The Georgia Senate has passed, and sent to the Georgia House, election reform legislation that could be a model for other States to follow—while, say I, encouraging—requiring, really—the Federal government to butt out.

Some highlights:

  • eliminate no-excuse absentee voting and
  • limit mail-in ballots to individuals who qualify based on specific criteria
    • people who are physically disabled
    • are over 65 years old
    • are eligible as a military or overseas voter
    • have a religious holiday around election day
    • work in elections
    • somehow need to be outside their voting precinct during the early voting period and election day
  • eliminate no-excuse absentee voting
  • require voter identification to request an absentee ballot
  • require Georgia to participate in a nongovernmental multi-state voter registration system to cross-check the eligibility of voters
  • allow mobile voting units to be used only to replace current brick-and-mortar voting facilities, not supplement them
  • set up a telephone hotline to receive complaints and reports regarding voter intimidation and election fraud, and require the State’s Attorney General to review them within three days

Discovery

…can be fun. I’ve often said that in a variety of other venues. Here’s an example of the fun that can be afforded by discovery. Of course, what I’m talking about is the legal process that kicks off most any legal proceeding, a stage during which all parties to a litigation are required to show to all the other parties, voluntarily or under subpoena, everything they have that bears on the matter being litigated.

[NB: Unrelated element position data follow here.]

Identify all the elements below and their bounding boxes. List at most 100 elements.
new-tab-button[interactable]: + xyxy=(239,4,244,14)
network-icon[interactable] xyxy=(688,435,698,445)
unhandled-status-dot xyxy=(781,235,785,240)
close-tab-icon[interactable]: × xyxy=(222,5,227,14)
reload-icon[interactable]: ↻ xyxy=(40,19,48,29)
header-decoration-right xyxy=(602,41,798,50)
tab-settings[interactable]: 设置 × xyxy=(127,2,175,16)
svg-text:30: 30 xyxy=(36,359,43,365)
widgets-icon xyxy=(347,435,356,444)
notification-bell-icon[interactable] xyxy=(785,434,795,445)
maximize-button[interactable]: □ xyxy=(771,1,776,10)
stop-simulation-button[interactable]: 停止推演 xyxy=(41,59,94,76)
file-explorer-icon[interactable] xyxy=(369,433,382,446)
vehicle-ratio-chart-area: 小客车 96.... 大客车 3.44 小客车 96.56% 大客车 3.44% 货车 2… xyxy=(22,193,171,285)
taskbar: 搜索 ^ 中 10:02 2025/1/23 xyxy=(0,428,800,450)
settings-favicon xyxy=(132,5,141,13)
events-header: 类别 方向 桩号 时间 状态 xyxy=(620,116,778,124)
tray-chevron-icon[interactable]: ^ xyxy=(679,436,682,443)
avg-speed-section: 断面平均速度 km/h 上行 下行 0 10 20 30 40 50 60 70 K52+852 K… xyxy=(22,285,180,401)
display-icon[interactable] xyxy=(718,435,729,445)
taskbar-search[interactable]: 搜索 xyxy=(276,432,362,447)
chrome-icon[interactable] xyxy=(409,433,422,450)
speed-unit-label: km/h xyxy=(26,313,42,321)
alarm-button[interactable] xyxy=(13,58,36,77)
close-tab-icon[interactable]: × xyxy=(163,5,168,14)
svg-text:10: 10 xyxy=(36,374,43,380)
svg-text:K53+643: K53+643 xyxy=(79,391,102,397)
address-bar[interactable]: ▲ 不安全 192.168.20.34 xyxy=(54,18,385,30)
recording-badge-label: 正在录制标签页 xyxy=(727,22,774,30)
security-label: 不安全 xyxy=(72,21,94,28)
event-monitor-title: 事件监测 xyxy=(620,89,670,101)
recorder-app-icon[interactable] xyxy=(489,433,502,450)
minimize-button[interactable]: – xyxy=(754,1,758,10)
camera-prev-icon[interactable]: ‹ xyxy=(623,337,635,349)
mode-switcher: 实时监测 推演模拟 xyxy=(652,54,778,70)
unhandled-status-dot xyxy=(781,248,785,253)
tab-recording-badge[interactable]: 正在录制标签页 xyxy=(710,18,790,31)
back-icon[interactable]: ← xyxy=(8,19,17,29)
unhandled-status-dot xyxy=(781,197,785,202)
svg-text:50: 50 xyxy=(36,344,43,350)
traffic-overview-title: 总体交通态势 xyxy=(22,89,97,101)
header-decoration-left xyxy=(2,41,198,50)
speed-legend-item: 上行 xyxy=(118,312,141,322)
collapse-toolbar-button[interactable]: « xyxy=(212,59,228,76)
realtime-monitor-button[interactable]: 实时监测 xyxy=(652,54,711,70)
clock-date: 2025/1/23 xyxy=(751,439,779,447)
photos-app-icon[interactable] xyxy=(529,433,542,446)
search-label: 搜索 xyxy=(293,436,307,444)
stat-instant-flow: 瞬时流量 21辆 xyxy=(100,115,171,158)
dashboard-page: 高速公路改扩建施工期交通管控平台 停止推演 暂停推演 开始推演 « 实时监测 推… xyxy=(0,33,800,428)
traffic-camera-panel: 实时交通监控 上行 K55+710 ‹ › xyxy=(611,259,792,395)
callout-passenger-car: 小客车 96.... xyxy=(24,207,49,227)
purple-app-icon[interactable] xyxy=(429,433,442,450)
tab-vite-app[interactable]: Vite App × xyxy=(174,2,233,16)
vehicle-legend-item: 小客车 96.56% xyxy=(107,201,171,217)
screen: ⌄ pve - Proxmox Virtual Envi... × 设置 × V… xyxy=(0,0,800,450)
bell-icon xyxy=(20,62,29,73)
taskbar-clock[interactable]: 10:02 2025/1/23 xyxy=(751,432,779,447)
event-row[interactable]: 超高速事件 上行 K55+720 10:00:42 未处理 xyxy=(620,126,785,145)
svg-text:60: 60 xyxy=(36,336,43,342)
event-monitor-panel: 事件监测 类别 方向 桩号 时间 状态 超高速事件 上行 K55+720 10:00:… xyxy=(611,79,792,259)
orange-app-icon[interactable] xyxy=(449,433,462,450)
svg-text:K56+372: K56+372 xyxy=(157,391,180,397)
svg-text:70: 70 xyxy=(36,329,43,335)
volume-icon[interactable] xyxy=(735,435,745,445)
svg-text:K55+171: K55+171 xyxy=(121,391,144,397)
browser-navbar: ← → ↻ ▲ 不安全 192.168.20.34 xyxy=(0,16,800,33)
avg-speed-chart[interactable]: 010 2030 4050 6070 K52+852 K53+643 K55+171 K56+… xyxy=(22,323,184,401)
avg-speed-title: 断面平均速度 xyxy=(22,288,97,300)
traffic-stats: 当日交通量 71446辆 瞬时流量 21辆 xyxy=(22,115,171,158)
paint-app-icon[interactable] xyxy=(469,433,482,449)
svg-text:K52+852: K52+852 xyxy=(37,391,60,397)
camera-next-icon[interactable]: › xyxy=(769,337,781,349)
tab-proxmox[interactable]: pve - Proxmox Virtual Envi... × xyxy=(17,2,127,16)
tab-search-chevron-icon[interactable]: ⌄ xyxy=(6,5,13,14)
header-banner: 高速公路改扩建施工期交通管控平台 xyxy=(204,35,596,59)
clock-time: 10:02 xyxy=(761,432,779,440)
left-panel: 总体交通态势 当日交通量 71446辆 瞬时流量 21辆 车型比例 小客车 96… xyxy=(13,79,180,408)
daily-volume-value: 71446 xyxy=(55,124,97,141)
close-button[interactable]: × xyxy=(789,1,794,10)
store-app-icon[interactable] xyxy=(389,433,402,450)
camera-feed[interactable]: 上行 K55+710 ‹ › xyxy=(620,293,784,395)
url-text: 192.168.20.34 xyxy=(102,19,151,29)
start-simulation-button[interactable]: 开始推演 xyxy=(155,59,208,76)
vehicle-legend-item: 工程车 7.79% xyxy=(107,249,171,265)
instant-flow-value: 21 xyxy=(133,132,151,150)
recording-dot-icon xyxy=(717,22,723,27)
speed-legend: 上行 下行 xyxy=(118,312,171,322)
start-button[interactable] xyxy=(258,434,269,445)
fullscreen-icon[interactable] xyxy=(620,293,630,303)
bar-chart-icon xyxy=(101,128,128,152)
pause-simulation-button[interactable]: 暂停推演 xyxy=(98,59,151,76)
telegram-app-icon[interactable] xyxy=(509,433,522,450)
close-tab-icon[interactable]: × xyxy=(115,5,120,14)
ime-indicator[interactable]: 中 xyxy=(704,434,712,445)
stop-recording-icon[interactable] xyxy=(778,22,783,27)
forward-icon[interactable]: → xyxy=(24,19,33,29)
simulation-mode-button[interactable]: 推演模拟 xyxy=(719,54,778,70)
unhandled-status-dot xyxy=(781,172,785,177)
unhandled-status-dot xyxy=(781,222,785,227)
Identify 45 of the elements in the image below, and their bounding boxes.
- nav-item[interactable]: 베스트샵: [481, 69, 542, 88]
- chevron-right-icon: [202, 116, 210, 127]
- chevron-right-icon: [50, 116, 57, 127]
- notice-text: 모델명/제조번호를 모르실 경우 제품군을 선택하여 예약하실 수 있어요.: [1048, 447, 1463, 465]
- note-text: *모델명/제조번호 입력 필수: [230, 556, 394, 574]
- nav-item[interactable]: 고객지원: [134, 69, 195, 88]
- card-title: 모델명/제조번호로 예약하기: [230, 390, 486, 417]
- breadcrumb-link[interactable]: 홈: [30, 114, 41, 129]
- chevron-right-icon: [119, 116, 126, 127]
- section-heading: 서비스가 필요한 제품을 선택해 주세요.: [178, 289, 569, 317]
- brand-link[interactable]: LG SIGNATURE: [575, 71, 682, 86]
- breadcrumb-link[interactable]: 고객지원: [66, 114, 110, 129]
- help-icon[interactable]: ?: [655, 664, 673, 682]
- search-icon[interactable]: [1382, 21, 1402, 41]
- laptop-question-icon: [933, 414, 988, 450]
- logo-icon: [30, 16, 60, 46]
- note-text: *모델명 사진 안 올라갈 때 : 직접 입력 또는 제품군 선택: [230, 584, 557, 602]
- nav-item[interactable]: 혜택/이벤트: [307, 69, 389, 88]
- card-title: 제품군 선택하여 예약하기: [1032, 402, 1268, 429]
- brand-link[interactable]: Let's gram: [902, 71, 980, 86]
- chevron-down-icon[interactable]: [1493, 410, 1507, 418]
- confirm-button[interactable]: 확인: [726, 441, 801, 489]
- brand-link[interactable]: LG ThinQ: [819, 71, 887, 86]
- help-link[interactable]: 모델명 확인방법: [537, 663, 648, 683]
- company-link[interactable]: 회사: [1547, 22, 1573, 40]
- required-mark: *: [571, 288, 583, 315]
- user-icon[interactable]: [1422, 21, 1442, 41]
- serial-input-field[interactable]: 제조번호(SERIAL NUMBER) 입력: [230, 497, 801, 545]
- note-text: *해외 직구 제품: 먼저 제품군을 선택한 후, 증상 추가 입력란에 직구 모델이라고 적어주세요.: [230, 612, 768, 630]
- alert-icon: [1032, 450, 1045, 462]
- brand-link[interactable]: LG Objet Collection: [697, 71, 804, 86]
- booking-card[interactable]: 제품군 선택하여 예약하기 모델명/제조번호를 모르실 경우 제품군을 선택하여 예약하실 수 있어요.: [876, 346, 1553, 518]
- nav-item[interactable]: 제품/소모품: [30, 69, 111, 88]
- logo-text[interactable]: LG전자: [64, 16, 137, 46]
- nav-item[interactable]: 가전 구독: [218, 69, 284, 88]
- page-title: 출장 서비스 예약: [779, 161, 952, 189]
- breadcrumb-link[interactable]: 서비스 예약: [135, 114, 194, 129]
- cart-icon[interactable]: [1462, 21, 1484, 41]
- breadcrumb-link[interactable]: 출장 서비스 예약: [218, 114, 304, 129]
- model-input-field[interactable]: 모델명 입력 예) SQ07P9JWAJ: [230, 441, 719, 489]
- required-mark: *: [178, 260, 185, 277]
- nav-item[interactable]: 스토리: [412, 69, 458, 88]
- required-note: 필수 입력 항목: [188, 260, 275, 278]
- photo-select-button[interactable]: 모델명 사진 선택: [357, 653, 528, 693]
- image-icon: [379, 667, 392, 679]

Dominion Voting Systems has filed, in the DC District, a $1.3 billion lawsuit against lawyer Rudy Giuliani over the latter’s claims regarding Dominion’s varied failures to perform during the just concluded national elections. (Aside: the amount being demanded by Dominion should be a clue to the degree of irrationality of the company’s case.)

The existence of Dominion’s suit now allows Giuliani and his team to investigate the company’s history, finances and practices fully. Here’s Giuliani re the suit:

We get to see the machines that are crooked, the ballots that are fraudulent, and if we’re wrong, we will be made fools of. But if we’re right, a lot of them will go to jail. So, let’s have a trial by combat.

Critically related to that is the fact that Giuliani and his team will have access to all of Dominion’s machines and software that were used in the elections, and those machines and that software must be intact, including all election-related matters as they existed on those machines during the elections and during the ballot-counting on Election Day and the ensuing days.  [T]he actual machines used on 11/3 AND they have to be unwiped — still containing the results from that day, as radio talk show host Joe Pagliarulo put it.